I fail to see what about this Israeli government is worth protecting with a veto.
But the Biden administration was worried “that using its veto to protect Israel risks losing support at the world body for measures condemning Russia’s war in Ukraine,” The Associated Press reported. Blinken’s calls between the Israelis and the Palestinians managed to come with some short-term results: The Palestinians reportedly backed down in exchange for a potential White House visit for President Mahmoud Abbas and an increased aid package; likewise, the Israelis announced that they “will not authorize new settlements beyond the nine already approved.”
These are positive outcomes, but a much simpler solution was always at hand: letting the draft resolution pass. Blinken’s diplomacy averted the U.S.’s having to make a difficult decision in the immediate term, but it will remain on the horizon so long as extremists are setting Israeli policy.
I get that there are domestic political reasons to let Netanyahu slide, again, as Republicans would love to call President Joe Biden antisemitic for daring to allow criticism of Israel. This was apparently never seen as a real option in the administration, but I fail to see what about this Israeli government is worth protecting with a veto.
And it’s clear that the views and actions by Netanyahu’s government won’t be restrained.
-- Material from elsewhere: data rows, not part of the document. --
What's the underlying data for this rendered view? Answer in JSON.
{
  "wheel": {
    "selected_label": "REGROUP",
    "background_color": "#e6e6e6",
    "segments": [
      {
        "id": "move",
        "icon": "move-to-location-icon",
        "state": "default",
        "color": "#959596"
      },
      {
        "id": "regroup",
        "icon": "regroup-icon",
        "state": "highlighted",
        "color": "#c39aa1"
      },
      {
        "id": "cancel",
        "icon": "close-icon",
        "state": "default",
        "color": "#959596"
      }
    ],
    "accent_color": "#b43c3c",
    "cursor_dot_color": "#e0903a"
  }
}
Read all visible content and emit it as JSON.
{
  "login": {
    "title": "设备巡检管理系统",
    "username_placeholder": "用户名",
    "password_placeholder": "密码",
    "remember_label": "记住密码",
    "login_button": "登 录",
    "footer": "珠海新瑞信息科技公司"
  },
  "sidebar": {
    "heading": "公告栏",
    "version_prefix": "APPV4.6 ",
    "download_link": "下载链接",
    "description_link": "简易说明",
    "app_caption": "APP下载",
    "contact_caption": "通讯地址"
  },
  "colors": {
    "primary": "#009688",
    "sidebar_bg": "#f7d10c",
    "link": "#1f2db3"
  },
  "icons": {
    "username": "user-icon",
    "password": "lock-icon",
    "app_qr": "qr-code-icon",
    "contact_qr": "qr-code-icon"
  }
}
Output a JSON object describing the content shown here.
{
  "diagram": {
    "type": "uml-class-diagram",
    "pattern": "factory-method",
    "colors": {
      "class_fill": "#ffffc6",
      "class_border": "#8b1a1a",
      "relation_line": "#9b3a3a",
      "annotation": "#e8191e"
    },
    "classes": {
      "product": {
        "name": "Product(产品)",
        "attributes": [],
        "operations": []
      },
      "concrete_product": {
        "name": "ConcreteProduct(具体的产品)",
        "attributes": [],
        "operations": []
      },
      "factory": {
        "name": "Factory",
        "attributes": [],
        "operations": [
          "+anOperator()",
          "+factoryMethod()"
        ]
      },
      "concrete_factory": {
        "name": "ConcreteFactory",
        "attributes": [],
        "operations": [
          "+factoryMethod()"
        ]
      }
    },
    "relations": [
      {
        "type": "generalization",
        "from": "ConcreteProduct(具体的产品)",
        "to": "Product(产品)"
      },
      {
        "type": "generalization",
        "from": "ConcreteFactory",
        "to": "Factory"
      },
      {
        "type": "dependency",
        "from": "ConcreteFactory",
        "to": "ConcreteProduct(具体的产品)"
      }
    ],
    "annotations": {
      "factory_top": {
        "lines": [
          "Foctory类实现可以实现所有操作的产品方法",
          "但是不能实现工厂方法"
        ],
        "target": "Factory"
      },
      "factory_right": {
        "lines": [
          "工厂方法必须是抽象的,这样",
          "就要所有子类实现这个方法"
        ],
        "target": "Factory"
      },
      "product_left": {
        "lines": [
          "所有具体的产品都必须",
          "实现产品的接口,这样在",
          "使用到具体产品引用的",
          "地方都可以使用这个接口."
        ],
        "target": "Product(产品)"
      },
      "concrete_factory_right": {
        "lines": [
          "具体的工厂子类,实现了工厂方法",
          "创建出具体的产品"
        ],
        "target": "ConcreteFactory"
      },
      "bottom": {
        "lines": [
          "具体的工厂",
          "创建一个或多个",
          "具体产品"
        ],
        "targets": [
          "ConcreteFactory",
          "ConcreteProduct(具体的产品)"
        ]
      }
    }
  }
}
It defies international law and willfully disregards any prospects to revive the peace process, choosing instead to further alienate its Arab population and crack down on Palestinians in the occupied territories. Its intolerance, autocratic tendencies and unvarnished bigotry have its own people worried that their democracy is at risk, though it is a democracy that has always excluded non-Jews. It has even refused to take sides in the Russian war of aggression against Ukraine. None of that will change in gratitude for an American veto. And as the Israel Policy Forum’s Michael Koplow wrote, “shielding Israel from the full consequences of its actions when they contravene U.S. policy is not” in America’s best interest.
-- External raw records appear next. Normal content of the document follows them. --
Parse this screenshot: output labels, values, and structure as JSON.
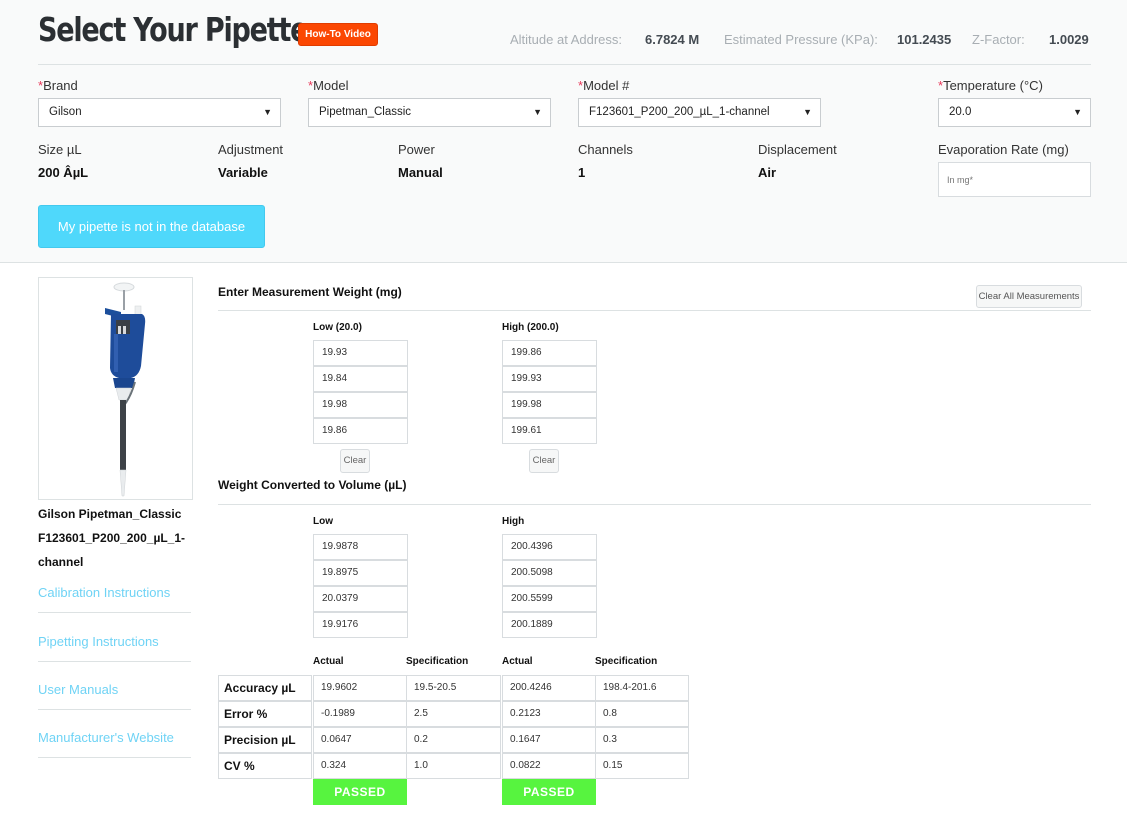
{
  "header": {
    "title": "Select Your Pipette",
    "howto_button": "How-To Video",
    "altitude_label": "Altitude at Address:",
    "altitude_value": "6.7824 M",
    "pressure_label": "Estimated Pressure (KPa):",
    "pressure_value": "101.2435",
    "zfactor_label": "Z-Factor:",
    "zfactor_value": "1.0029"
  },
  "form": {
    "required_mark": "*",
    "brand": {
      "label": "Brand",
      "value": "Gilson"
    },
    "model": {
      "label": "Model",
      "value": "Pipetman_Classic"
    },
    "model_number": {
      "label": "Model #",
      "value": "F123601_P200_200_µL_1-channel"
    },
    "temperature": {
      "label": "Temperature (°C)",
      "value": "20.0"
    },
    "dropdown_arrow": "▼"
  },
  "specs": {
    "size": {
      "label": "Size µL",
      "value": "200 ÂµL"
    },
    "adjustment": {
      "label": "Adjustment",
      "value": "Variable"
    },
    "power": {
      "label": "Power",
      "value": "Manual"
    },
    "channels": {
      "label": "Channels",
      "value": "1"
    },
    "displacement": {
      "label": "Displacement",
      "value": "Air"
    },
    "evaporation": {
      "label": "Evaporation Rate (mg)",
      "placeholder": "In mg*",
      "value": ""
    }
  },
  "not_in_db_button": "My pipette is not in the database",
  "sidebar": {
    "pipette_name": "Gilson Pipetman_Classic F123601_P200_200_µL_1-channel",
    "links": [
      "Calibration Instructions",
      "Pipetting Instructions",
      "User Manuals",
      "Manufacturer's Website"
    ]
  },
  "measurement": {
    "title": "Enter Measurement Weight (mg)",
    "clear_all": "Clear All Measurements",
    "low_header": "Low (20.0)",
    "high_header": "High (200.0)",
    "low_values": [
      "19.93",
      "19.84",
      "19.98",
      "19.86"
    ],
    "high_values": [
      "199.86",
      "199.93",
      "199.98",
      "199.61"
    ],
    "clear_label": "Clear"
  },
  "volume": {
    "title": "Weight Converted to Volume (µL)",
    "low_header": "Low",
    "high_header": "High",
    "low_values": [
      "19.9878",
      "19.8975",
      "20.0379",
      "19.9176"
    ],
    "high_values": [
      "200.4396",
      "200.5098",
      "200.5599",
      "200.1889"
    ]
  },
  "results": {
    "actual_header": "Actual",
    "spec_header": "Specification",
    "rows": [
      {
        "label": "Accuracy µL",
        "low_actual": "19.9602",
        "low_spec": "19.5-20.5",
        "high_actual": "200.4246",
        "high_spec": "198.4-201.6"
      },
      {
        "label": "Error %",
        "low_actual": "-0.1989",
        "low_spec": "2.5",
        "high_actual": "0.2123",
        "high_spec": "0.8"
      },
      {
        "label": "Precision µL",
        "low_actual": "0.0647",
        "low_spec": "0.2",
        "high_actual": "0.1647",
        "high_spec": "0.3"
      },
      {
        "label": "CV %",
        "low_actual": "0.324",
        "low_spec": "1.0",
        "high_actual": "0.0822",
        "high_spec": "0.15"
      }
    ],
    "low_status": "PASSED",
    "high_status": "PASSED"
  },
  "colors": {
    "accent_orange": "#fb4702",
    "button_cyan": "#4fd8fb",
    "link_cyan": "#6fd3f5",
    "passed_green": "#57f43f",
    "required_red": "#e8385a"
  }
}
There is no obligation — moral or realpolitik — for the Biden administration to defend Israel from condemnation for actions the U.S. views as heinous. That vetoing such condemnation is even still on the table isn’t just a sign of wishful thinking by the U.S.; it’s a sign that there is no Israeli government that won’t operate under the aegis of American protection, no matter how contrary it is to the values the U.S. espouses.